Basic fields for filtering authorities:
- headingType
- authoritySourceFile.id
- authoritySourceFile.name
- createdDate
- updatedDate
CQL queries examples
Example | Description |
---|---|
headingType = personalName |
Matches authorities with Personal Name heading type |
authoritySourceFile.id = 12345 |
Matches authorities with 12345 source file id |
authoritySourceFile.name = LC Genre/Form Terms |
Matches authorities with source file name LC Genre/Form Terms |
authoritySourceFile = "" |
Matches authorities with any defined authority source file, queries authoritySourceFile.id = "" and authoritySourceFile.name = "" gives the identical result as id and name are required attributes of source file |
headingType = corporateName NOT authoritySourceFile = "" |
Matches authorities with Corporate Name heading type and without any defined authority source file, same like in a previous query NOT authoritySourceFile = "" can be replaced by NOT authoritySourceFile.id = "" or NOT authoritySourceFile.name = "" |
createdDate > 2021-10-25T12:00:00.0 |
Matches authorities that were created after 2021-10-25 12:00:00 |
updatedDate <= 2021-10-28T12:00:00.0 |
Matches authorities that were updated before or at 2021-10-28 12:00:00 |
In order to provide an ability for a tenant to have specific retention period of authority archives, we need to add the below configuration in mod-settings.

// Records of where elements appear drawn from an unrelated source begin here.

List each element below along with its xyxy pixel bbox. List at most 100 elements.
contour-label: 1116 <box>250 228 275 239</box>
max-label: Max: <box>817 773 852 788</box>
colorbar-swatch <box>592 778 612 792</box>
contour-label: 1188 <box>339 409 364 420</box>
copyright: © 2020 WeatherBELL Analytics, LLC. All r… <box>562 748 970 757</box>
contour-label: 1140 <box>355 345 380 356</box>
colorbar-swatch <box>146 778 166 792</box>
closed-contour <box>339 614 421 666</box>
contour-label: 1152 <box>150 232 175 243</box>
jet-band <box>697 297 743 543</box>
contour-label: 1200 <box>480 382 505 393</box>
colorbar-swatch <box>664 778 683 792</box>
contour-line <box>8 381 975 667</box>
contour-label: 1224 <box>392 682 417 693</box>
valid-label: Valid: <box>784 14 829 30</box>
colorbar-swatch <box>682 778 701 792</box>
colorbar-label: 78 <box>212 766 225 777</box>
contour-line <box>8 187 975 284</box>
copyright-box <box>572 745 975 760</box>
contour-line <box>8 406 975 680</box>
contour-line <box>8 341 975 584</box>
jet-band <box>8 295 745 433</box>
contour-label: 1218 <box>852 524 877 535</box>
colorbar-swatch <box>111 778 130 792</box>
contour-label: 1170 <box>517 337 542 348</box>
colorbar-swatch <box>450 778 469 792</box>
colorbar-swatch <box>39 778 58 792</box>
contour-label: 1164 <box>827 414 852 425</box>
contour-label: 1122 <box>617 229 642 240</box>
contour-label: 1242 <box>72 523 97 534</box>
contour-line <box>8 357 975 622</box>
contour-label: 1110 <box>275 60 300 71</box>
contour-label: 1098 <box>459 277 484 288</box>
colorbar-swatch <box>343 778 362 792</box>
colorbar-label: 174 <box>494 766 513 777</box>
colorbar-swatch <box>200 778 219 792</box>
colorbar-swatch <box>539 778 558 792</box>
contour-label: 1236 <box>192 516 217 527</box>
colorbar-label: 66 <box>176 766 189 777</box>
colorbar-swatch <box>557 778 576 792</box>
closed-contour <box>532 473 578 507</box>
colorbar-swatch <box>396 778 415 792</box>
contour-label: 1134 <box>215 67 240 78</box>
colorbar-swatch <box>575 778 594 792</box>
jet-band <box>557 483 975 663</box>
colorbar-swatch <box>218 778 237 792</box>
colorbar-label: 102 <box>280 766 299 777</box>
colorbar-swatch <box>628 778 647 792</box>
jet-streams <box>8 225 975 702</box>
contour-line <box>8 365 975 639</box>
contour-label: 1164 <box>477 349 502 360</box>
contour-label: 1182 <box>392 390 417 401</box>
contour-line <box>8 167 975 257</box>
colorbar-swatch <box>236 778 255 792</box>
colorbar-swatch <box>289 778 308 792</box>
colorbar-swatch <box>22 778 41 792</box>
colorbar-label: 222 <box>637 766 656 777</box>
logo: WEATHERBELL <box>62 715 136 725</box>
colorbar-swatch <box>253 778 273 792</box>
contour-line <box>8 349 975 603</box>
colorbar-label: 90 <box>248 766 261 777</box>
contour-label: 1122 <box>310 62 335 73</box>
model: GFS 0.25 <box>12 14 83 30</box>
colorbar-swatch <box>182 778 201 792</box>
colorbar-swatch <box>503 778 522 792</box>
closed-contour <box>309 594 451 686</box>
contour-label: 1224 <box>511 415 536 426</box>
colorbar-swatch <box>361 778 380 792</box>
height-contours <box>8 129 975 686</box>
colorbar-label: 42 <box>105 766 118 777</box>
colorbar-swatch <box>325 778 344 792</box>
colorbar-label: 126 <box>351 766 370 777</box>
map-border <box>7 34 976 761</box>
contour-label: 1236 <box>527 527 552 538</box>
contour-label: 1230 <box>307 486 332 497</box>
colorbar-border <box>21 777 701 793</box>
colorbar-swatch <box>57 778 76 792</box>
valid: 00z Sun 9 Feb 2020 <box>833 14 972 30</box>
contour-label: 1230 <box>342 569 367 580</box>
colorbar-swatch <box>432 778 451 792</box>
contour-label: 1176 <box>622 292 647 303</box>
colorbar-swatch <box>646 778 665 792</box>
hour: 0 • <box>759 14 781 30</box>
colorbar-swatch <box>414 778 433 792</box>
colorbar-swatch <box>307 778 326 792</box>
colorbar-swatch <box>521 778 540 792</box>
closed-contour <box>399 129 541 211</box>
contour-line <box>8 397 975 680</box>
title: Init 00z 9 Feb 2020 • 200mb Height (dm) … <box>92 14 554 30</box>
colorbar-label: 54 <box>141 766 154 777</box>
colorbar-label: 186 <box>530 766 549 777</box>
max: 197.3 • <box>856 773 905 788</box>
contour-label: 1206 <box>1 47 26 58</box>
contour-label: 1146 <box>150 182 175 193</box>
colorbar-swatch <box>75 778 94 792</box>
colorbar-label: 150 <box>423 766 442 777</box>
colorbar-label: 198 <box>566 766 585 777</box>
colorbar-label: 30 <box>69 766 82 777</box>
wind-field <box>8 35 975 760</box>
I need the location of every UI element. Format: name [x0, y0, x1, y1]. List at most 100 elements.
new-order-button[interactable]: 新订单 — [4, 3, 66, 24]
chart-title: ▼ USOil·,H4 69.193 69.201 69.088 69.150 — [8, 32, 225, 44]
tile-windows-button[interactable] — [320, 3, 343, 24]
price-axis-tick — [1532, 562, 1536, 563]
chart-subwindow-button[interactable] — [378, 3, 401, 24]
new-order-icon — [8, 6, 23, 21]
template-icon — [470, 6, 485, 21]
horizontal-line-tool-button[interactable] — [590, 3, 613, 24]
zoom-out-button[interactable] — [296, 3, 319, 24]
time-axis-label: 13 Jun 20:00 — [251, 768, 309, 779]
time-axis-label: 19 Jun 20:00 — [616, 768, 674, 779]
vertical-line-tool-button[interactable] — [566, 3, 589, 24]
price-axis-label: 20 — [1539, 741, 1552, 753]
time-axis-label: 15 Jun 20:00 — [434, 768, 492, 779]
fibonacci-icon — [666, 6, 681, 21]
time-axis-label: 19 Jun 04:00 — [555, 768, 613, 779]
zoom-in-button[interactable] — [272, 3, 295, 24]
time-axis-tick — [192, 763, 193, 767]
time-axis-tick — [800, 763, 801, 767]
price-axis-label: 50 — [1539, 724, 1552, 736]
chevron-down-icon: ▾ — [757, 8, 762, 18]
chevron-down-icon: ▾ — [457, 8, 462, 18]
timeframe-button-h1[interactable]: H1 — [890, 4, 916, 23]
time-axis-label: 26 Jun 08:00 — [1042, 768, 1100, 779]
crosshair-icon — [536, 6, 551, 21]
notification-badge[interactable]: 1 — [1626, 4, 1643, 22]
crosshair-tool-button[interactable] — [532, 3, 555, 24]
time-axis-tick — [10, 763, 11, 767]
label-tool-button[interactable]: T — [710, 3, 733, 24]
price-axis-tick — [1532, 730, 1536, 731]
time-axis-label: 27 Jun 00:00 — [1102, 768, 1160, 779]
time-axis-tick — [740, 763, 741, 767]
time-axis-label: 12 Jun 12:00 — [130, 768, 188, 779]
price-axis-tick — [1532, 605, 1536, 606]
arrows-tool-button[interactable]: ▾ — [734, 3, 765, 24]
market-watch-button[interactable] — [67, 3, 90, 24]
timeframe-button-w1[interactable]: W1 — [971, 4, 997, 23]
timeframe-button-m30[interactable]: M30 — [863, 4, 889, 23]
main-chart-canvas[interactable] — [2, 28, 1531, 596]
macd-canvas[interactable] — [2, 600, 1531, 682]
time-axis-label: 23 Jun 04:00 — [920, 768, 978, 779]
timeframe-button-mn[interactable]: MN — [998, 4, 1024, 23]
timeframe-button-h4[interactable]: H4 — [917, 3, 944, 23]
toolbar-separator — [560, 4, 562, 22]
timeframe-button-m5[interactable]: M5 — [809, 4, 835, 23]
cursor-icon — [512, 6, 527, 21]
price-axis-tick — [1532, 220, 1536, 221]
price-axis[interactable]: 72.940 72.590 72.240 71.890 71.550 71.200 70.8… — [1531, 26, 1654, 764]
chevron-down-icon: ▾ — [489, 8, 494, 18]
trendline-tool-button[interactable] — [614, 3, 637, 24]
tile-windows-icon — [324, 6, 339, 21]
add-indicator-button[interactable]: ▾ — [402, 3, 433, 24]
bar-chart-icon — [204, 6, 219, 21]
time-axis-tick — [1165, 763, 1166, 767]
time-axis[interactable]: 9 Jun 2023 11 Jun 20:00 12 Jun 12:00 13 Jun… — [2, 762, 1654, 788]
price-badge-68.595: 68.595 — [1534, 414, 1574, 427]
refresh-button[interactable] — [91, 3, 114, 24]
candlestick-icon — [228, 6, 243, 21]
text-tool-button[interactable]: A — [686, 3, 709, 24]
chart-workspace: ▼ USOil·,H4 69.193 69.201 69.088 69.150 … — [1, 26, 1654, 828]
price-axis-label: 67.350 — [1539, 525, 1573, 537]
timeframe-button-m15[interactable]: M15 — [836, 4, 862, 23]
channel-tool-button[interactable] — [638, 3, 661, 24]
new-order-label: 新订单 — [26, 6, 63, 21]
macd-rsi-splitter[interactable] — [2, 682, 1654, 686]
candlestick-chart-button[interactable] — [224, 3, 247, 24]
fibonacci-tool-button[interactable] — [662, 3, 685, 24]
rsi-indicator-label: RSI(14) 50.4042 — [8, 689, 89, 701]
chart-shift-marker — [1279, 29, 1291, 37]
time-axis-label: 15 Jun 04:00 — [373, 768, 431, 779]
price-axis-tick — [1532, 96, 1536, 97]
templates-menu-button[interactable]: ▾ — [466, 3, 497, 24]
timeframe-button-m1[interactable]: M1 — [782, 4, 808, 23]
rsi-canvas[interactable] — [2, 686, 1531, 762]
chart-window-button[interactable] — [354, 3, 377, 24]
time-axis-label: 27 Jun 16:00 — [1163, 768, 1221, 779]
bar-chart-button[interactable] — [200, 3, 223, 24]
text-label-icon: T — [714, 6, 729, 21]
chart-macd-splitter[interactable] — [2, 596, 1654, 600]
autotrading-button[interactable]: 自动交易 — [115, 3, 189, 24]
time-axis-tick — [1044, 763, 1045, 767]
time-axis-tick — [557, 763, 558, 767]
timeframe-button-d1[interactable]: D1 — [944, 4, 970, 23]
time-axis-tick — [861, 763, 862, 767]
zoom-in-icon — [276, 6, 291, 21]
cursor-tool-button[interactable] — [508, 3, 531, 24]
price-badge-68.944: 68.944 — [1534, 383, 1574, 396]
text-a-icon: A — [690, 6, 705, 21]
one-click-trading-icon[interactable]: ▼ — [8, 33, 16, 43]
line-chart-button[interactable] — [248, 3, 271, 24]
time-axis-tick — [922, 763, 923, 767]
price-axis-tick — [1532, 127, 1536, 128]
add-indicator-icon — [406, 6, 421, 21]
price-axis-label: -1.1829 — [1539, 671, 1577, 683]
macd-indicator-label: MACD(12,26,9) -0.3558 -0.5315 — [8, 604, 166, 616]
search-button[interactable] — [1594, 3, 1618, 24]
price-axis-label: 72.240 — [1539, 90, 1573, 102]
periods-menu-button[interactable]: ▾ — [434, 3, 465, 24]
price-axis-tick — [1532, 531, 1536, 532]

If no setting is provided by a tenant the retention period value would be taken from AUTHORITY_ARCHIVES_EXPIRATION_PERIOD
environment variable.
Permissions To make a post call to mod-settings, user should have below permissions.
mod-settings.entries.item.post
mod-settings.global.write.mod-entities-links
Example request
POST https://{okapi-location}/settings/entries
{
"id":"1e01066d-4bee-4cf7-926c-ba2c9c6c0001",
"scope": "authority-storage",
"key": "authority-archives-expiration",
"value": {
"expirationEnabled":true,
"retentionInDays":10
}
}
Field | Type | Description |
---|---|---|
id |
UUID | id of type UUID should be provided. |
scope |
String | Scope should be the module name. Here, it will be "authority-storage" |
key |
String | Feature or Identifier name matching the setting we are enabling for. Here, it will be "authority-archives-expiration" |
value |
Json Object | Value object for this setting. |
Value field | Type | Description |
---|---|---|
expirationEnabled |
boolean | Indicates whether or not to enable expiration of Authority Archives for the tenant. |
retentionInDays |
int | Retention period of Authority Archives provided in days. If not specified, the default value would be taken by the AUTHORITY_ARCHIVES_DEFAULT_EXPIRATION_DAYS environment variable. |